Production hole section
Drilling ahead continued to 2,500 m until pulling out of the hole to change out the bit, jars and float sub. Drilling with LAMCD, the well reached target depth at nearly 2,800 m. Any gas migration indication was bullheaded through the annulus.
Well completion phase
The lower completion material was rated 13Cr-80 to provide resistance to the expected presence of small-scale CO2 in the production zone. The initial plan for the lower completion was to run a packer to isolate the Baturaja formation to be able to determine production splits. The lower completion consists of a float shoe with a flat-bladed nose, alternating joints of pre-perforated, frangible disk plug and a 7-in. x 9 5/8-in. liner top packer. When the lower completion was connected, the plan was to set the liner top packer just above the 9 5/8-in. casing shoe.
However, the liner could not be worked past an apparent ledge at 2,500 m. Considering the loss rate was 2.4 bbl/min, the availability of freshwater supplies and the costs associated with other options (including pulling/rerunning the liner), it was decided to set the lower completion shallower than planned.
Operations continued with retrieval of the tieback string, prior to wellhead installation for the tubing hanger (tieback hanger and tubing hanger sit in the same spot).

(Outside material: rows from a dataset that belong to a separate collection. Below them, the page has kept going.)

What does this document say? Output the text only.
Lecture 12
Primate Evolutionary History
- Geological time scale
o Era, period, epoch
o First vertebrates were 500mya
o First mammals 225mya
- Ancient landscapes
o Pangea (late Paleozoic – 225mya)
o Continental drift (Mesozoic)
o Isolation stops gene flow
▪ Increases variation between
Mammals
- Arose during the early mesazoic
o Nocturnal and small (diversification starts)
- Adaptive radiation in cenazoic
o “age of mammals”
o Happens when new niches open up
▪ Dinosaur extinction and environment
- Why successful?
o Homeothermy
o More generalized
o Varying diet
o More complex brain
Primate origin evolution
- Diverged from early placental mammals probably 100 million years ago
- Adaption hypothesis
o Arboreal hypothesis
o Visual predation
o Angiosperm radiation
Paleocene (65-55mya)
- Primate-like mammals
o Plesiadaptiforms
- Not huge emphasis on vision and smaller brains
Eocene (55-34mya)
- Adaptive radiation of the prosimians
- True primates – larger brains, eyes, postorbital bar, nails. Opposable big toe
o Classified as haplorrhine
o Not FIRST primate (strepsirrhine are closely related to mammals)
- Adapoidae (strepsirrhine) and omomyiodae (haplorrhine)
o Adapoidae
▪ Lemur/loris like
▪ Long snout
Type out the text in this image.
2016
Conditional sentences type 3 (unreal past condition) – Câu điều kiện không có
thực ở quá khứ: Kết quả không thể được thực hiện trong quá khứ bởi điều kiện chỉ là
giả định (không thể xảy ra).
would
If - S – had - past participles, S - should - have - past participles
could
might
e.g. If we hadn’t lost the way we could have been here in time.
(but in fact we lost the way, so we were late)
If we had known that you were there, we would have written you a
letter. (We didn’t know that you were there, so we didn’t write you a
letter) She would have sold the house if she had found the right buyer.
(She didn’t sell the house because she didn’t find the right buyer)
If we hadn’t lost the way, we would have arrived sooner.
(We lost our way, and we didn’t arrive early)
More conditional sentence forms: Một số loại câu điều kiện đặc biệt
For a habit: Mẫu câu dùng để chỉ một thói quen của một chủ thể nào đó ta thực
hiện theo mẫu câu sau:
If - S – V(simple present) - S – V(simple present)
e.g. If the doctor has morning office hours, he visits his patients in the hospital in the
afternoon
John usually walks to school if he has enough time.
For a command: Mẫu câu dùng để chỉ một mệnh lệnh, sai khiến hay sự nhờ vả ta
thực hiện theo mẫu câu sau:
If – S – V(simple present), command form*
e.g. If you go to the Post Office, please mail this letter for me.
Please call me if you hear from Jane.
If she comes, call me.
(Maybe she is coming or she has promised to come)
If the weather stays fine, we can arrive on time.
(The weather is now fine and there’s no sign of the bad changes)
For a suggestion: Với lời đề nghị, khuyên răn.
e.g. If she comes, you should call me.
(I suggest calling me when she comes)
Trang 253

The operation ended with running the upper completion (Figure 2).
Well testing phase
Production and gradient survey data resulted in an estimated AOF of 1.1 BSCFD, Kh of 250 D-ft and an estimated maximum facility-limited production rate of nearly 150 million standard cu ft/day. Condensate yield averaged 72.47 STB/MMSCF during the flow-after-flow test.
Lessons learned
The 8 1/2-in. section target depth was shallower than planned, which was called at 3,200 m. A drilling fluid loss rate of nearly 24,000 bbl/day was experienced after reaching 2,800 m. The reference loss rate in a previous well was only 12,000 bbl/day. With this condition, freshwater supply on site was projected to be insufficient to achieve the target depth.
Furthermore, after the lost circulation, the gas migration rate from the formation was very low, which resulted in the requirement for extra time to build up pressure below the DIV flapper to achieve its minimum sealing requirement. Although the target depth was called shallow at Well X, all objective formations were already drilled.
Conclusion
Well X is producing a high-deliverability gas with a flow rate of nearly 150 million standard cu ft/day. The deployment of LAMCD and the DIV system allowed the targeted gas production rate to be achieved. Other key factors to success were proper project management, planning and design in conjunction with excellent communication between the operator and contractor. DC
This article is based on a presentation at the 2017 IADC/SPE Managed Pressure Drilling and Underbalanced Operations Conference, 28-29 March, Rio de Janeiro, Brazil.